How a Triangle Travels — A Mobile GPU Itinerary

👤 Ankit Singh ( Senior Engineer - GPU Research ) 📅 Published: 10th Dec 2025 🔄 Updated: 13th Dec 2025

⏱️ 9-10 min read

#GPU #MobileGPU #GraphicsPipeline #TileBasedRendering #Adreno #Mali #Vulkan #RenderingOptimisation

A walkthrough of the graphics pipeline and the unique way mobile GPUs render scenes.Topic too clichéd? Maybe. Idea was to write a refresher for myself so that I can come back to it (atleast somebody should use it ;) ). But if you’ve spent any time in the GPU world — as a graphics programmer, hardware architect, performance engineer , yada , yada , yada — you’ll know the feeling: sooner or later, you always return to the basics of the pipeline. There’s something magical about how a humble vertex transforms into the breathtaking pixels lighting up your screen. Even after years of working on GPUs, that journey still feels like sorcery.

Triangle to pixels illustration — A triangle’s journey to pixels – the tiny magic trick every frame performs.

What began for me as simply memorising pipeline stages has become the foundation for every debug session, every bottleneck hunt, every architectural choice, and every rendering optimisation. And as I grew in my career, one question kept nagging me: if all mobile GPUs follow the same pipeline, why does one architecture outperform another?

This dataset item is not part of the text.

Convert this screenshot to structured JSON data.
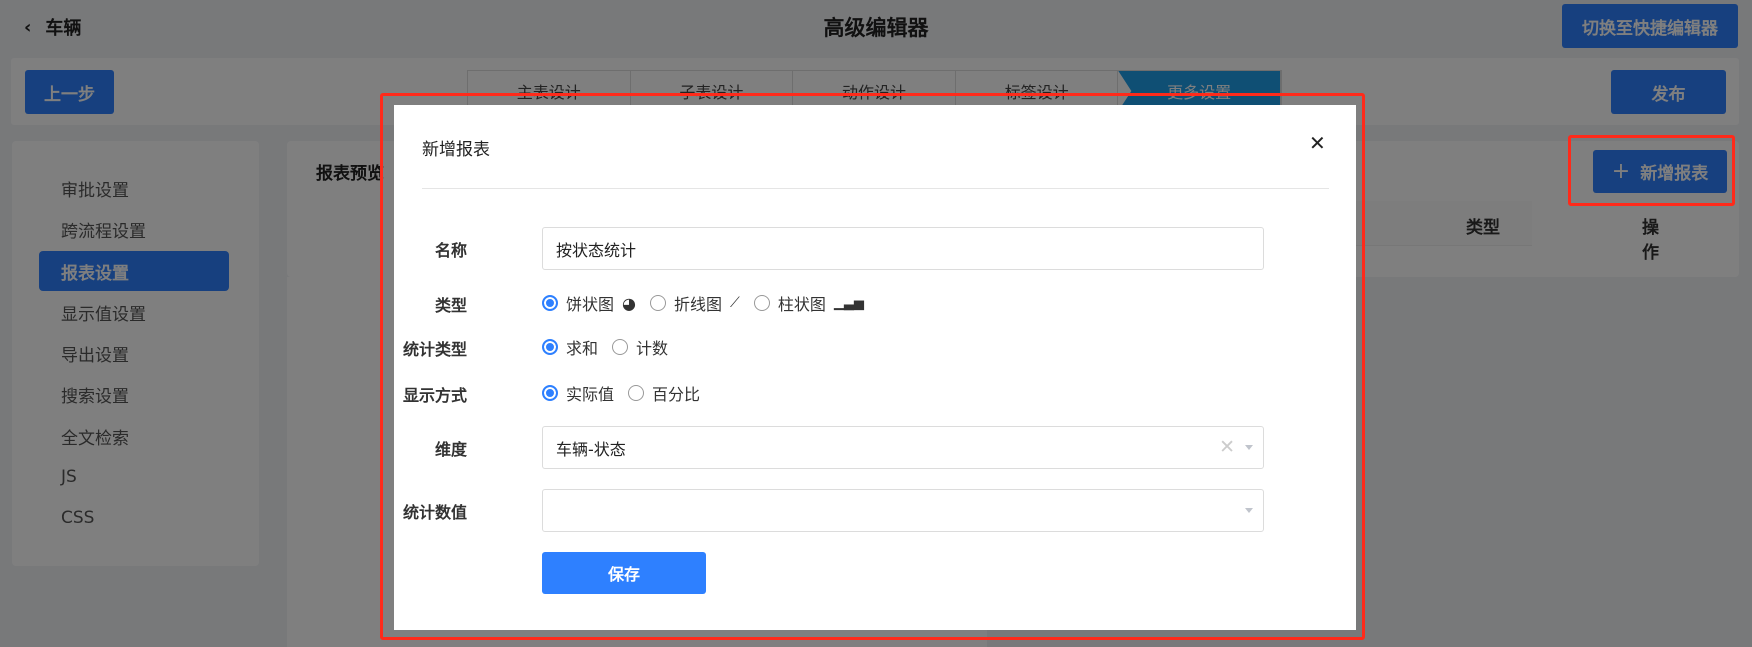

So… drumroll please… this article won’t tell you which GPU is “better” — sorry for the clickbait 😅. Instead, I’ll walk you through the basic framework of the mobile GPU pipeline, and along the way, we’ll see how two giants — ARM Mali and Qualcomm Adreno — approach the same problems through very different lenses.

If you’re still with me (thank you), let’s dive into the good stuff.

1. How a GPU Understands Your Scene: The Core Inputs

The output of any great image depends on how thoughtfully the scene is constructed. A scene is made up of backgrounds, objects, lights, materials, and surface details. Each of these needs information at different levels of detail — geometry, colour, textures, illumination, normal maps, and many other attributes.

But don’t get overwhelmed at the start.

To create even a single image using a GPU, we first need to define the objects in the scene. At the most fundamental level, this comes down to three key ingredients:

a. Define where things are — Vertex Buffers
These store the positions of points (vertices) in 3D space. Together they form the skeleton or structure of every object in the scene.

b. Define how things look — Textures
Textures provide colours, patterns, roughness, normals, and other material properties that make objects appear believable without increasing geometric complexity.

c. Define how things are drawn efficiently — Index Buffers
Instead of duplicating vertices, index buffers let the GPU reuse shared vertices to form triangles. This saves memory and boosts rendering performance.

Core Data Structures at a Glance

Component	Definition	Example	Benefits	Contents
Vertex Buffer	Stores vertex data (points in 3D). Provides the raw geometry that defines shapes.	Cube corners	Enables geometry that can be culled, clipped, and transformed with minimal CPU→GPU transfers.	Position, Colour, Normals, UV coordinates
Index Buffer	A list of integer references (indices) pointing into the vertex buffer to reuse vertices when forming triangles.	Square with shared corners	Reduces duplication, improves cache locality, and lowers memory usage.	List of integers
Textures	Images (2D, 3D, or procedural) mapped onto geometry. Add realism and detail without increasing geometry complexity.	Brick wall texture	Optimise rendering via compression, filtering, and mipmapping.	Diffuse/Albedo, Normal, Roughness, Displacement maps

Once these are in place, the GPU has enough information to start its favourite job: turning triangles into pixels.

2. A Quick Tour of the Graphics Pipeline (GL / DX / Vulkan)

The GPU pipeline is the sequence of steps that transforms 3D data (vertices, buffers, textures) into the final 2D image displayed on your screen.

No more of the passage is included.